Sr. Staff Machine Learning Engineer, Content Quality
Role details
Job location
Tech stack
Job description
We are looking for a Sr. Staff Machine Learning Engineer to be the Technical Lead for the Content Quality who will build the overall technical strategy, unified technical architecture and define a roadmap for industry leading methodology. We are seeking strong hands on machine learning background including content modeling, signal lifecycle, and platforms used to enforce signal use with downstream use cases.
You'll be working with other leads to set and execute a long-term strategy for the team, aligning the strategy with other clients where it makes sense and communicating to leadership our current status and path to having world-class capabilities. You'll also foster a healthy community where all Content Quality engineers can learn best practices, collaborate effectively and understand our technical direction.
What you'll do:
- Architect and develop a roadmap and processes for building and delivering signals capturing quality and trust aspects of content at Pinterest.
- Drive safety of GenAI and Conversational use cases including safety alignment and VLMs.
- Work with downstream teams to align on use cases, evaluate signal impact, and drive adoption of signals in models, ranking systems, and decision-making workflows.
- Partner closely with ML engineers to translate ideas into production-ready signals, from problem formulation and feature design to validation and deployment.
Requirements
- Experience driving technical strategy at an organizational level.
- Expertise in content modeling at consumer internet scale.
- Using GenAI for scaling ML development.
- Strong ability to work cross-functionally and with partner engineering teams.
- Experience working with multiple stakeholders.
- Strong measurement and scalability experience.

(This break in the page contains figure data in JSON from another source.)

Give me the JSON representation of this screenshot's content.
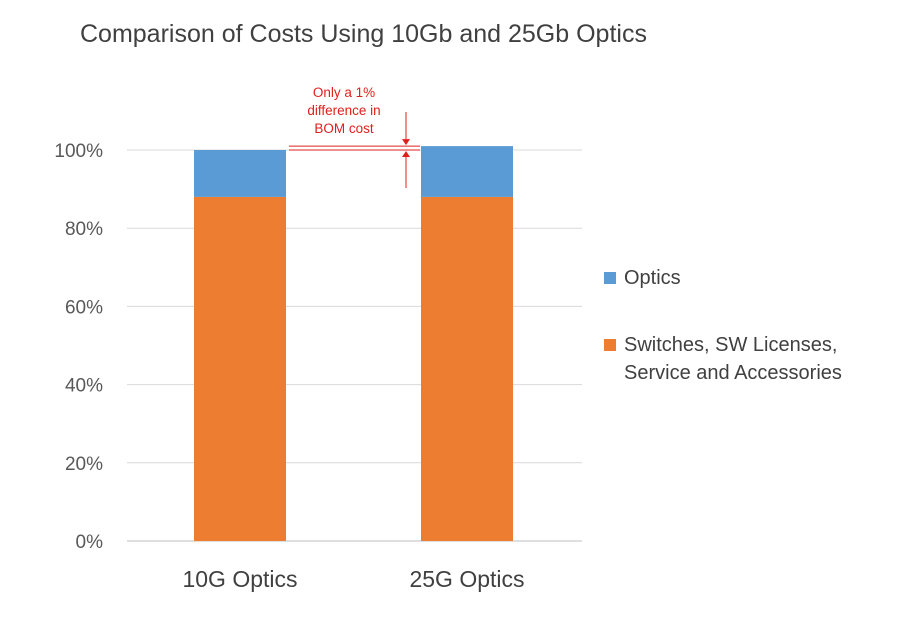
{
  "chart_data": {
    "type": "bar",
    "stacked": true,
    "title": "Comparison of Costs Using 10Gb and 25Gb Optics",
    "categories": [
      "10G Optics",
      "25G Optics"
    ],
    "series": [
      {
        "name": "Switches, SW Licenses, Service and Accessories",
        "values": [
          88,
          88
        ],
        "color": "#ed7d31"
      },
      {
        "name": "Optics",
        "values": [
          12,
          13
        ],
        "color": "#5b9bd5"
      }
    ],
    "ylim": [
      0,
      100
    ],
    "yticks": [
      0,
      20,
      40,
      60,
      80,
      100
    ],
    "ytick_labels": [
      "0%",
      "20%",
      "40%",
      "60%",
      "80%",
      "100%"
    ],
    "xlabel": "",
    "ylabel": "",
    "grid": true,
    "legend_position": "right",
    "legend": {
      "optics_label": "Optics",
      "switches_label_line1": "Switches, SW Licenses,",
      "switches_label_line2": "Service and Accessories"
    },
    "annotation": {
      "line1": "Only a 1%",
      "line2": "difference in",
      "line3": "BOM cost",
      "color": "#e0201b"
    }
  }
}
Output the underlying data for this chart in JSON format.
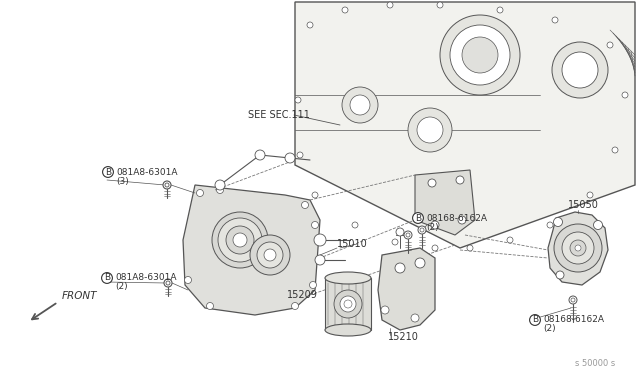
{
  "bg_color": "#ffffff",
  "line_color": "#555555",
  "dashed_color": "#777777",
  "text_color": "#333333",
  "fill_light": "#f0f0ec",
  "fill_mid": "#e8e8e4",
  "labels": {
    "see_sec": "SEE SEC.111",
    "p15050": "15050",
    "p15010": "15010",
    "p15209": "15209",
    "p15210": "15210",
    "bolt1_name": "081A8-6301A",
    "bolt1_qty": "(3)",
    "bolt2_name": "081A8-6301A",
    "bolt2_qty": "(2)",
    "bolt3_name": "08168-6162A",
    "bolt3_qty": "(2)",
    "bolt4_name": "08168-6162A",
    "bolt4_qty": "(2)",
    "front": "FRONT",
    "watermark": "s 50000 s"
  },
  "font_size": 7.0,
  "lw": 0.8
}
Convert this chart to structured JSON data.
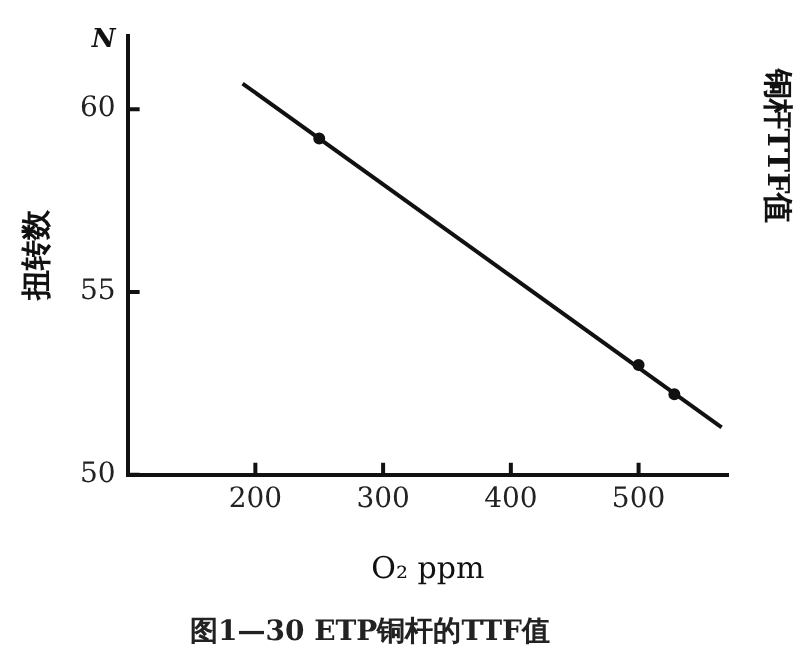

- Strong ML knowledge and expertise.
- Hands-on experience with big data technologies (e.g., Hadoop / Spark / Kafka / Flink) is a plus.
- Machine Learning at scale deployment experience (note this is different from having ML theoretical knowledge, which is a nice to have).
- Thought Leadership: Publication and/or conference speaking experience is a plus.
- Nice to have:
- Experience using Cursor, Copilot, Codex, or similar AI coding assistants for development, debugging, testing, and refactoring.
- Familiarity with LLM-powered productivity tools for documentation search, experiment analysis, SQL/data exploration, and engineering workflow acceleration.